On va le dire autrement : face à la progression du mal, je ne cesse de lutter pour obtenir un rétablissement de la situation précédente, or, en agissant ainsi, je mets en péril ce qui peut rester de bien. Je lâche la proie pour l’ombre. Et il y a quelques mois, lorsque je suis allé voir Mme Liu, j’étais dans un état déplorable à force de tout faire pour me soigner. Depuis un an, je naviguais de médecin en médecin et de méthode de guérison et de méthode de guérison : le seul résultat remarquable de mes efforts c’est que mes organes se détérioraient les uns après les autres. Mme Liu a longuement étudié la situation. Elle a tracé quelques idéogrammes sur une feuille de papier pliée en deux et m’a dit avec un ton autoritaire et tranchant : "Impossible de soigner vos organes, soigner l’un c’est attaquer l’autre. Ce qu’on va faire, c’est apaiser l’ensemble." Et ce n’était pas difficile. C’était même assez facile.

A mesure que le verre de la vie se vide, le verre de l’âme se remplit. Le verre a même souvent l’air de se vider et de se remplir en même temps. La vie de l’âme est en zoom compensé. Se dire qu’on est fichu donne un courage extraordinaire. Se dire qu’on est prêt du but est terriblement décourageant. Il vaut mieux se croire toujours fichu mais tout faire pour remonter la pente. Parce que si on refuse de chasser l’ombre, la proie s’enténébre d’elle-même ; et la paix même se transforme en guerre comme l’eau s’évapore dans l’air. Au moins, l’ombre est mobile, elle remet tout en question à chaque instant et nous tient dans un état d’alacrité continuel. Si on perd de vue l’ensemble en isolant chaque problème, on contribue à répandre le chaos sur cette planète. Mais si on ne combat pas sans cesse, on périt de la paix superficielle, larvée, qu’on a cru obtenir. Le verre ne doit être ni à moitié vide ni à moitié plein. Le verre est une image de la limite. Sa seule fonction est d’être brisé.
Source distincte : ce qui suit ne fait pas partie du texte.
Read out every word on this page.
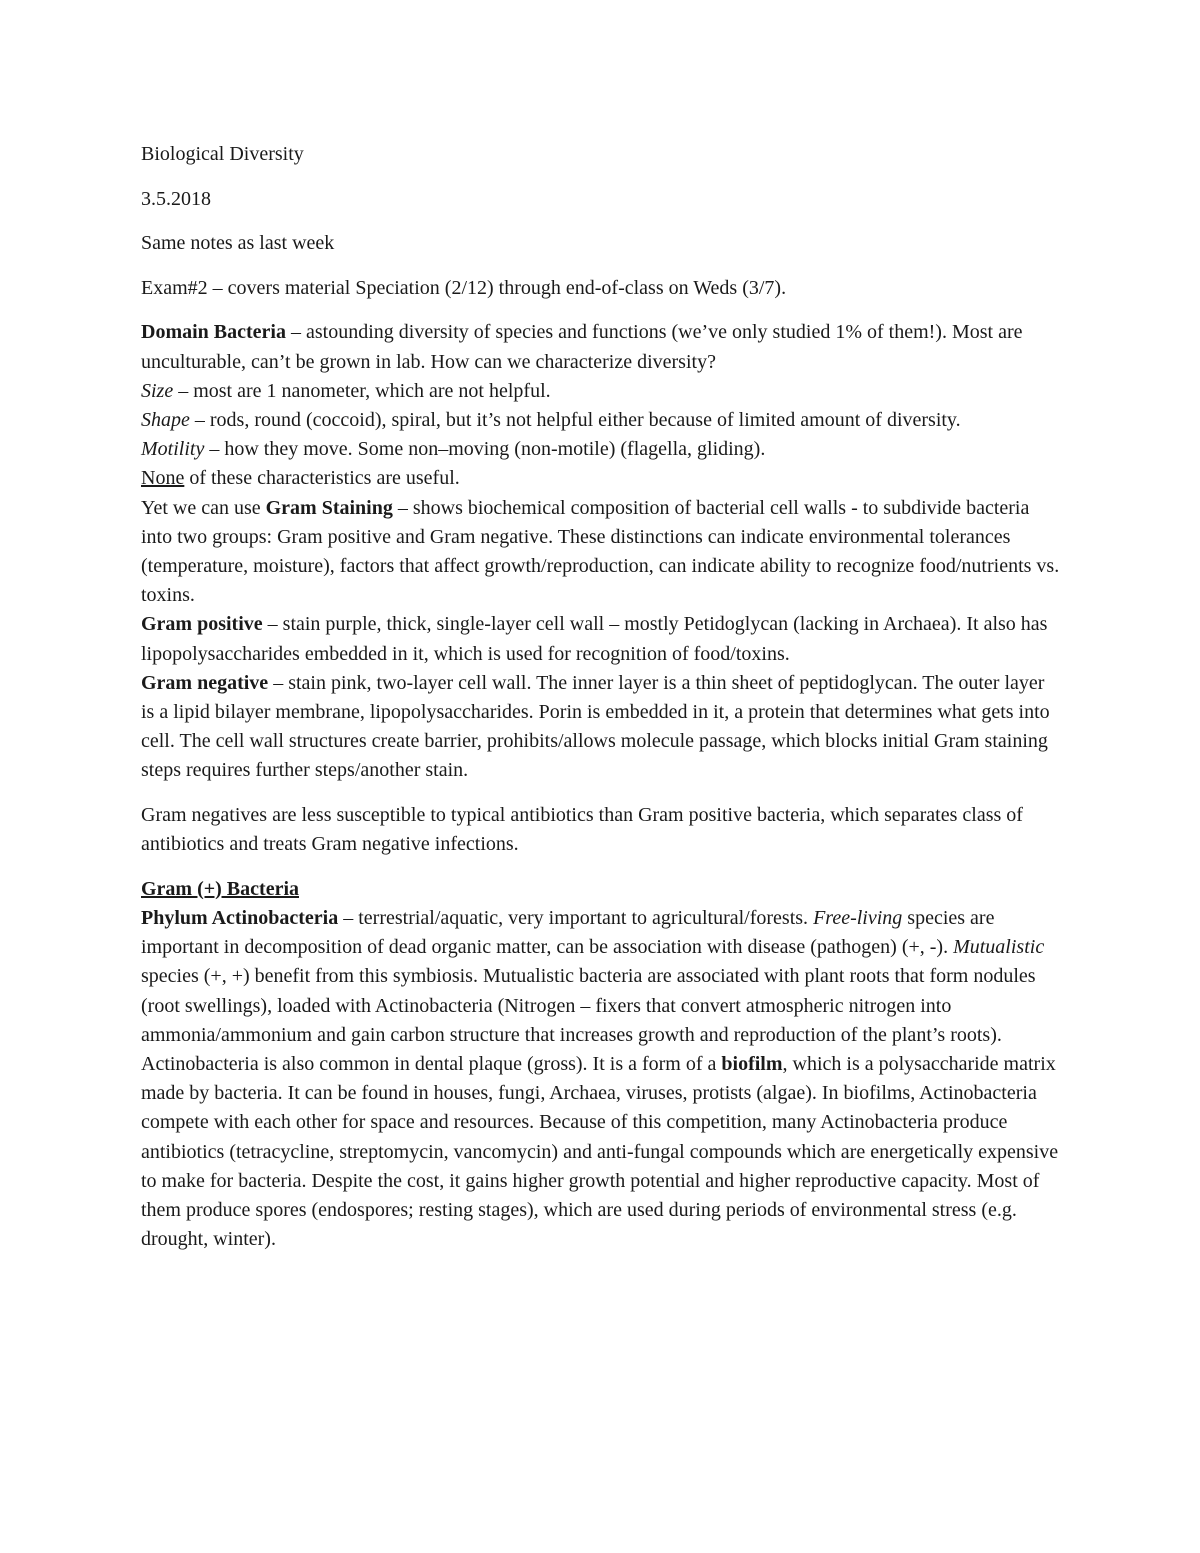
Biological Diversity

3.5.2018

Same notes as last week

Exam#2 – covers material Speciation (2/12) through end-of-class on Weds (3/7).

Domain Bacteria – astounding diversity of species and functions (we’ve only studied 1% of them!). Most are unculturable, can’t be grown in lab. How can we characterize diversity?

Size – most are 1 nanometer, which are not helpful.

Shape – rods, round (coccoid), spiral, but it’s not helpful either because of limited amount of diversity.

Motility – how they move. Some non–moving (non-motile) (flagella, gliding).

None of these characteristics are useful.

Yet we can use Gram Staining – shows biochemical composition of bacterial cell walls - to subdivide bacteria into two groups: Gram positive and Gram negative. These distinctions can indicate environmental tolerances (temperature, moisture), factors that affect growth/reproduction, can indicate ability to recognize food/nutrients vs. toxins.

Gram positive – stain purple, thick, single-layer cell wall – mostly Petidoglycan (lacking in Archaea). It also has lipopolysaccharides embedded in it, which is used for recognition of food/toxins.

Gram negative – stain pink, two-layer cell wall. The inner layer is a thin sheet of peptidoglycan. The outer layer is a lipid bilayer membrane, lipopolysaccharides. Porin is embedded in it, a protein that determines what gets into cell. The cell wall structures create barrier, prohibits/allows molecule passage, which blocks initial Gram staining steps requires further steps/another stain.

Gram negatives are less susceptible to typical antibiotics than Gram positive bacteria, which separates class of antibiotics and treats Gram negative infections.

Gram (+) Bacteria

Phylum Actinobacteria – terrestrial/aquatic, very important to agricultural/forests. Free-living species are important in decomposition of dead organic matter, can be association with disease (pathogen) (+, -). Mutualistic species (+, +) benefit from this symbiosis. Mutualistic bacteria are associated with plant roots that form nodules (root swellings), loaded with Actinobacteria (Nitrogen – fixers that convert atmospheric nitrogen into ammonia/ammonium and gain carbon structure that increases growth and reproduction of the plant’s roots).

Actinobacteria is also common in dental plaque (gross). It is a form of a biofilm, which is a polysaccharide matrix made by bacteria. It can be found in houses, fungi, Archaea, viruses, protists (algae). In biofilms, Actinobacteria compete with each other for space and resources. Because of this competition, many Actinobacteria produce antibiotics (tetracycline, streptomycin, vancomycin) and anti-fungal compounds which are energetically expensive to make for bacteria. Despite the cost, it gains higher growth potential and higher reproductive capacity. Most of them produce spores (endospores; resting stages), which are used during periods of environmental stress (e.g. drought, winter).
Il ne faut jamais cesser de combattre, mais on ne doit jamais chercher à obtenir une victoire sur le Mal. Il n’y a aucune victoire à obtenir, ni sur le Mal ni sur autre chose. On doit seulement chercher à réparer les injustices et à créer les conditions de la paix. Nous ne sommes vivants ni dans la maladie ni dans la santé, mais dans l’effort fourni pour obtenir la santé. Nous ne sommes vivants ni dans la guerre ni dans la paix, mais dans l’effort fourni pour réparer les injustices et faire advenir la paix. A tous les instants de notre vie, nous nous retrouvons en équilibre sur une corde raide entre deux enfers. Cette corde est tranchante comme un rasoir. Ce rasoir est l’image la plus rapprochée que nous avons du bonheur.